Ahh, the wonders of nature.
It's one of the reasons that we who run engage in trail runs. You get some nice scenery and some exercise...not a bad deal. This past weekend I ran the Dam Half at a state park. I had run it the year before and decided I would do the same this year. Like the year before, I found myself a little pressed for training time and ended up well-trained for a 7 mile race. The Dam Half is 13.1, not too much more than 7. No biggie.
That and it's all about enjoying the scenery, right?
It was about 40 degrees when we were waiting around (read: freezing our asses off) in our shorts, but once we got started, I knew we would warm up quickly. I started out running with my buddy, Brad. He pushed our pace in the beginning and then we got caught up behind some slow guy. I thought we were running too slow, so I told Brad to pass him once we had a chance on the single track we were on and we did. Then I thought Brad was running too slow, so I told him that I would set the pace and passed him.

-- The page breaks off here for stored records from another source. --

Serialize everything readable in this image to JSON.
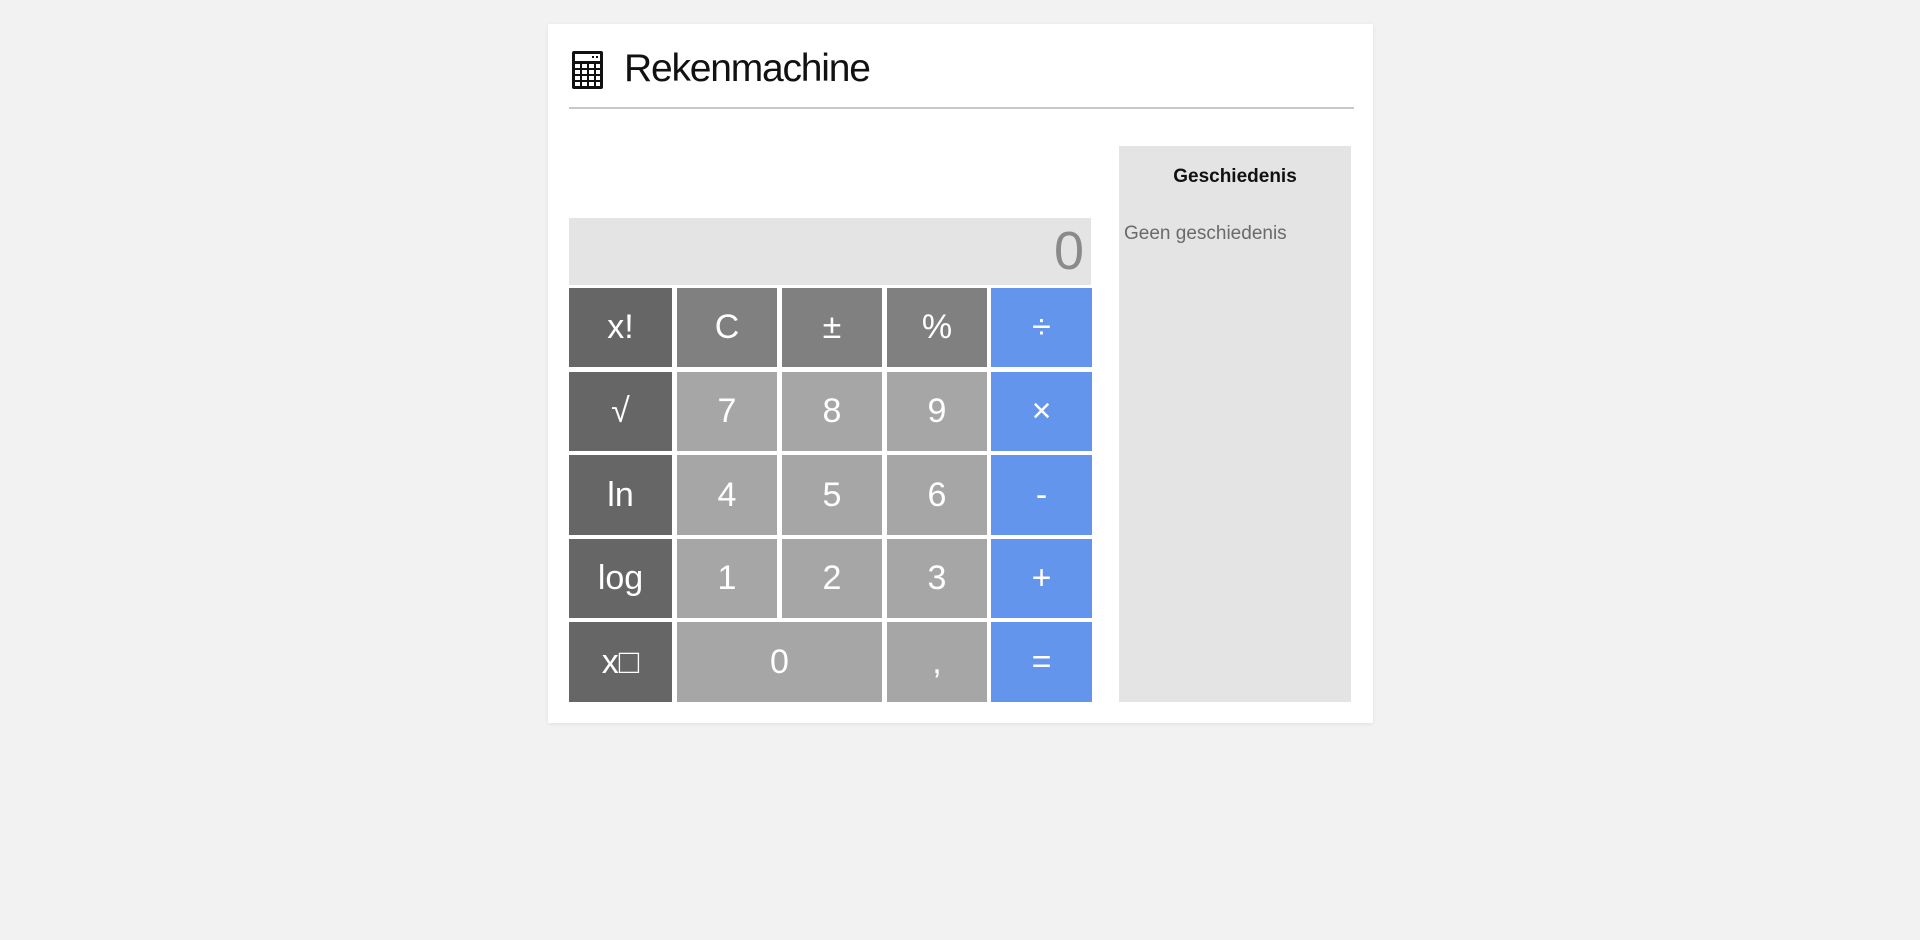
{
  "header": {
    "title": "Rekenmachine",
    "icon": "calculator-icon"
  },
  "display": {
    "value": "0"
  },
  "keys": {
    "factorial": "x!",
    "clear": "C",
    "plus_minus": "±",
    "percent": "%",
    "divide": "÷",
    "sqrt": "√",
    "seven": "7",
    "eight": "8",
    "nine": "9",
    "multiply": "×",
    "ln": "ln",
    "four": "4",
    "five": "5",
    "six": "6",
    "minus": "-",
    "log": "log",
    "one": "1",
    "two": "2",
    "three": "3",
    "plus": "+",
    "power": "x□",
    "zero": "0",
    "decimal": ",",
    "equals": "="
  },
  "history": {
    "title": "Geschiedenis",
    "empty_text": "Geen geschiedenis"
  },
  "colors": {
    "background": "#f2f2f2",
    "card": "#ffffff",
    "display_bg": "#e4e4e4",
    "function_key": "#666666",
    "top_key": "#808080",
    "digit_key": "#a6a6a6",
    "operator_key": "#6495ed"
  }
}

The one thing I almost never do in a race is look back. A) It slows you down B) taking your eyes off the rock-strewn course we were on is plain madness and C) it just feels like a sign of weakness...as if you're worried that the person behind you will catch you. Evidently, looking behind you can also be used to see if your partner is still with you. Brad was not.
Whatever. Slow poke.
I was tempted to look around at the scenery...it had turned into a beautiful day. I then remembered that until you got to the short sections of fire road, it wasn't a good idea to look around thanks to the rocks in the trail.

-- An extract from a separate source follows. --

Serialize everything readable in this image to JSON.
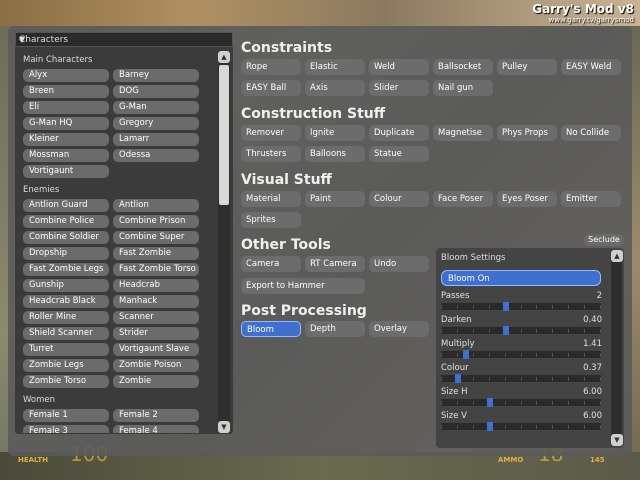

Hmmm, the wonders of nature.
I kept a steady pace and ground up the occasional steep climb. I was running pretty good around mile 10 and hit a technical (read: miserably rocky) flat section. I was a little tired at that point and a rock -- cleverly disguised as a much shorter rock -- tripped me up. I stumbled and realized I was heading rapidly for the 'lose it' stage. I put a hand out and saw a cluster of rocks best quantified as a "face full" coming up at me, so I came up with a better idea and threw myself sideways off the trail. Sadly, my plan also involved a tree which I ran my shoulder into. I stopped abruptly -- as planned, of course -- and since the tree was only about 5 inches in diameter, I got to hear the leaves rattle as well.
Uh-huh, the sights AND sounds of nature.
Anyway, I jumped up and did the most important thing -- looked around to see if anyone noticed. No one was around, so I trotted off down the trail and then thought to check my shoulder to see if it was working.

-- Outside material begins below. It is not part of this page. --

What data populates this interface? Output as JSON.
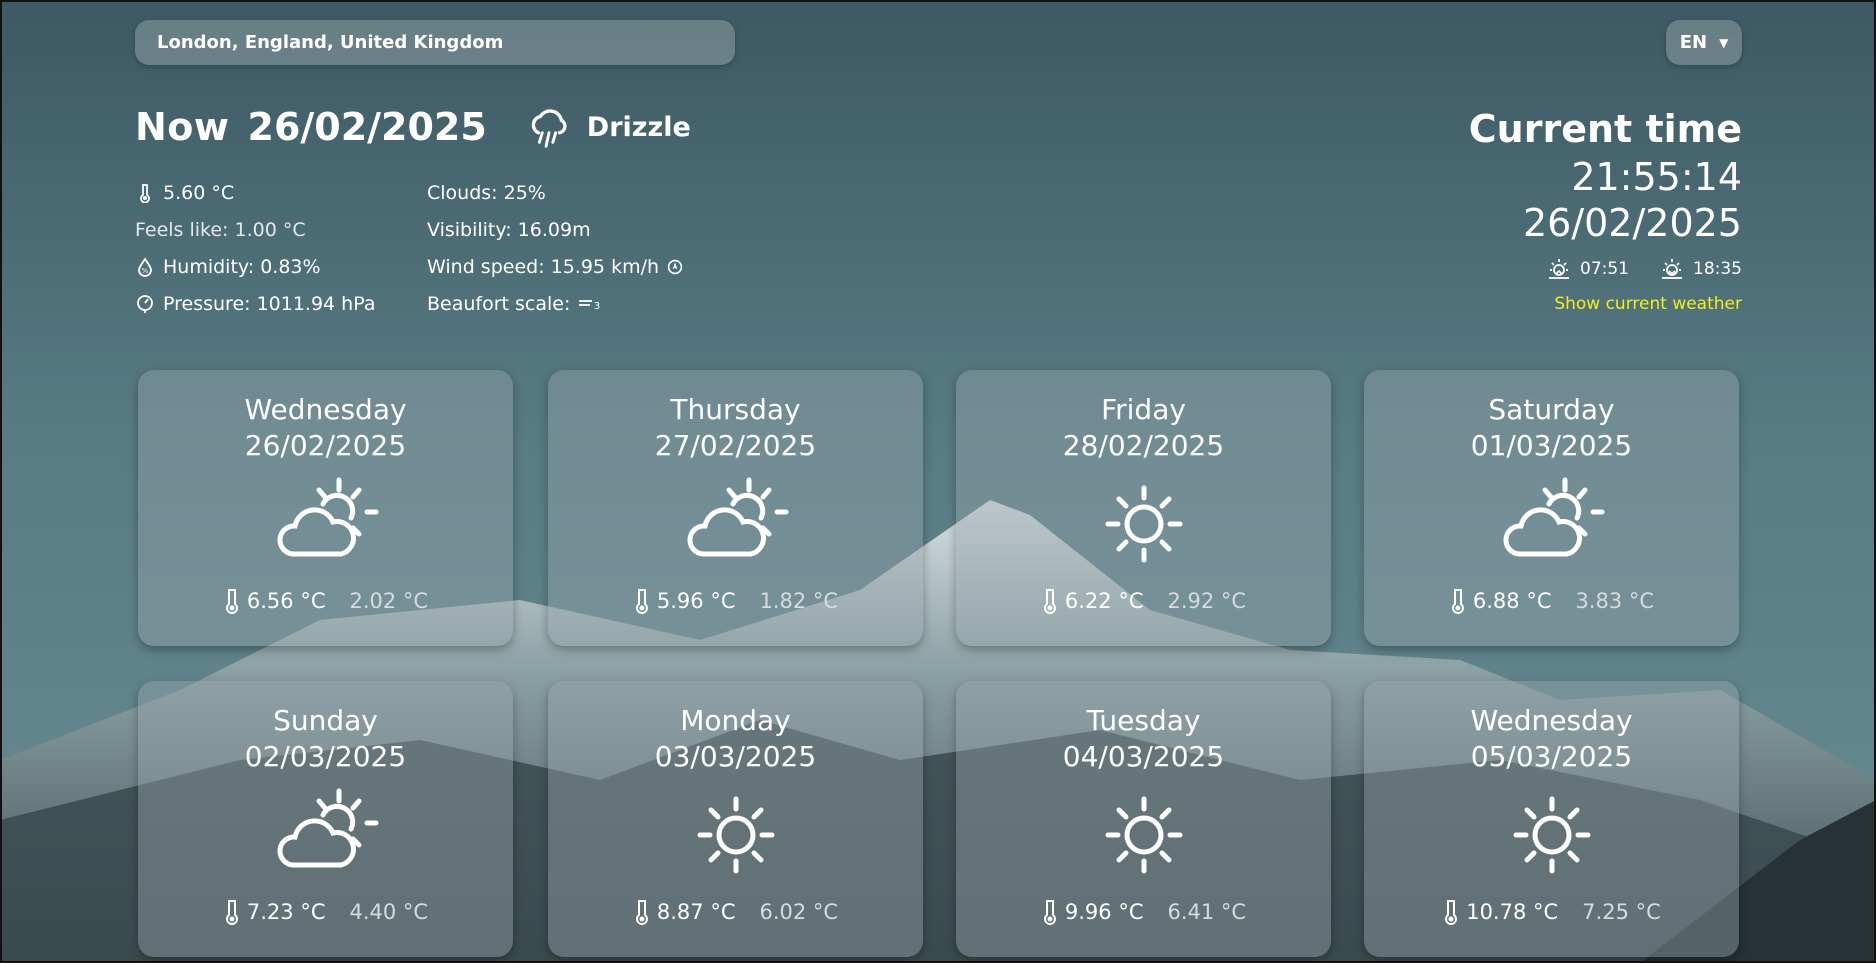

It was. After a quick -- well, not so quick actually -- 700 foot climb over rocks and a field of largish boulders, it was only another mile and a half until I made it to the finish line.
Despite the lack of proper training for the distance, I did run really well. I made it in 3 hours and one second, which is a half an hour better than last year's time. It was a great race with great organizers and I got a nice medal and a really cool, bark-textured bruise.
Brad clocked in after the 4 hour mark, so it turned out that I had plenty of time to enjoy the park after all.